You are in the belly of the beast at the moment, and it makes sense to have a hard time seeing any hope of positive perspective coming out of this. It’s going to be a slow process, one that requires to take things progressively - one step at a time. I wholeheartedly believe in you and your ability to make through this rough time, to keep welcoming help in your life, and to hopefully make the best out of the partial/outpatient program that would follow your time being inpatient. These procedures and professional support are designed to make this process as progressive as possible, and to support you every step of the way.

I understand how this can all feel overwhelming and discouraging right now.
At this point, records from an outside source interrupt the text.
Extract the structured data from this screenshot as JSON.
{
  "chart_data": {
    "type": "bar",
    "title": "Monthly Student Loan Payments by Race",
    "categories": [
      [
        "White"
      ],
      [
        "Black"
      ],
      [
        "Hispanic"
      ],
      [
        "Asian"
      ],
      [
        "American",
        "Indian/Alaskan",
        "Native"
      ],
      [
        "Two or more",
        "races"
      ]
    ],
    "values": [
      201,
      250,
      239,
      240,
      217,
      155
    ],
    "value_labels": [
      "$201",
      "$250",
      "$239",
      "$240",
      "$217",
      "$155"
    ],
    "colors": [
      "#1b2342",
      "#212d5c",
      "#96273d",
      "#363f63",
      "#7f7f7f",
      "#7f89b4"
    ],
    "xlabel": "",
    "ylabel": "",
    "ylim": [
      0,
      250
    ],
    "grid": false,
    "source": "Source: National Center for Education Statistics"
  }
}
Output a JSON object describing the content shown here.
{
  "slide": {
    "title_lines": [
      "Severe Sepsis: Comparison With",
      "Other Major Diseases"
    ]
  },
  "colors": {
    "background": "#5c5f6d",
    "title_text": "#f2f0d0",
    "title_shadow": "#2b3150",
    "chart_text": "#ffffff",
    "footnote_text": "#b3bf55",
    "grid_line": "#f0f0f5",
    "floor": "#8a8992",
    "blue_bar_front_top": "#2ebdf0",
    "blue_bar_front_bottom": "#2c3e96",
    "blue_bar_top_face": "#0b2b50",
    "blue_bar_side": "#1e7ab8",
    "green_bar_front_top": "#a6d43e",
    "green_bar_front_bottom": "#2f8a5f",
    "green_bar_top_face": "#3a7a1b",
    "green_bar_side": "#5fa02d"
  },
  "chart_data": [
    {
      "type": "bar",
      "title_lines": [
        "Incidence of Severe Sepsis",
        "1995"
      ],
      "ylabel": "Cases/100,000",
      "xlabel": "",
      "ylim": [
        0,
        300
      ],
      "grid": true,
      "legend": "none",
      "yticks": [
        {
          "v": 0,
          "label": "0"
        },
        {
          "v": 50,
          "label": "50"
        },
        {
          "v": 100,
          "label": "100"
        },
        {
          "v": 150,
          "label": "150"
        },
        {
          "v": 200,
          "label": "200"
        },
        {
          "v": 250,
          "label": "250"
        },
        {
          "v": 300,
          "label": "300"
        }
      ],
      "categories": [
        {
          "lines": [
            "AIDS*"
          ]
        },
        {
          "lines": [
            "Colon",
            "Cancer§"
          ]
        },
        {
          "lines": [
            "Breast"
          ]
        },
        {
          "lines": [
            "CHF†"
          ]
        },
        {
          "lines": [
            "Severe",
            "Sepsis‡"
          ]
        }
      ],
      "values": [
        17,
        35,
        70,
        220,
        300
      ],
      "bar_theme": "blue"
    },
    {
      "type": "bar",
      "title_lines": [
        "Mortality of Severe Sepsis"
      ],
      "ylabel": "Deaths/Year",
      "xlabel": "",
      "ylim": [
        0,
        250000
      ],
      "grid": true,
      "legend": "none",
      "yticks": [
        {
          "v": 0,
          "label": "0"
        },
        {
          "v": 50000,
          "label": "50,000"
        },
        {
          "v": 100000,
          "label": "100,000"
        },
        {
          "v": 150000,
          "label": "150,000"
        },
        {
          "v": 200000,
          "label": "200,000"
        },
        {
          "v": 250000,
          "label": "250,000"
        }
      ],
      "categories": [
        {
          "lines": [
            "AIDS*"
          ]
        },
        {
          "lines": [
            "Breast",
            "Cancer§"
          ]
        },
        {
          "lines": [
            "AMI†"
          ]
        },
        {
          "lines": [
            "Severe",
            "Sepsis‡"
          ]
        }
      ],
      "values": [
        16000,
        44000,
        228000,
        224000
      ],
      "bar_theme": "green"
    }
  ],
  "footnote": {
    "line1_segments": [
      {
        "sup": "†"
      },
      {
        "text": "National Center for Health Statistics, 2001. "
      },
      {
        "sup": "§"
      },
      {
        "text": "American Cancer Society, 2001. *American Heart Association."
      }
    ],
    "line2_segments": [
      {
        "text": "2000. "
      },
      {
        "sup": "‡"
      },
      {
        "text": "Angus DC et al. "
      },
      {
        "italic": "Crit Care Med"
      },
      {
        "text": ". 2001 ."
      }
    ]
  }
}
There will be light at the end of this tunnel, friend. You will learn to get back on your feet again, little by little. We’re all rooting for you. :heart:

Hey Friend,

Firstly, I’m not gonna duplicate what @Micro has said. He gave you some great advice :slight_smile:

I want to firstly remind you that your feelings are 100% valid, and that you’ve shown immense strength by opening up about these struggles you share. It sounds like you’re in an incredibly difficult place right now, feeling trapped between wanting relief from the pain but also not wanting to end your life. Having thoughts about wanting to go inpatient can be overwhelming, but hospital can help you get on a more healthy track to recovery.

You’re already under a professional program at the hospital, which is great. However, going into inpatient care could provide you with the intensive care and supervision needed to keep you safe during this challenging time. You may feel like there’s no point in this, however where recovery is concerned there is always a point. Those who love and care about you just want to see you well. Being admitted may be a starting hope for healing and recovery.

It’s also crucial to continue communicating with your healthcare providers and loved ones about how you’re feeling. They’re there to support you and help you navigate through this difficult period. Remember to take things one step at a time and be gentle with yourself. You’re stronger than you realize, and with the right support and resources, you can make it through this challenging time.

From mbarry.: Your post is honest and brave. You are loved by your mother to start, and I believe some professionals who have chosen their field of expertise because they want to help you. Sincerely. So, you are not alone. I encourage you to trust and take one single moment at a time. Make a good decision for yourself right now, even if it is to recognize that you actually want to live. There is a reason for that – you are worthy. One small celebration of truth at a time and they will grow bit by bit.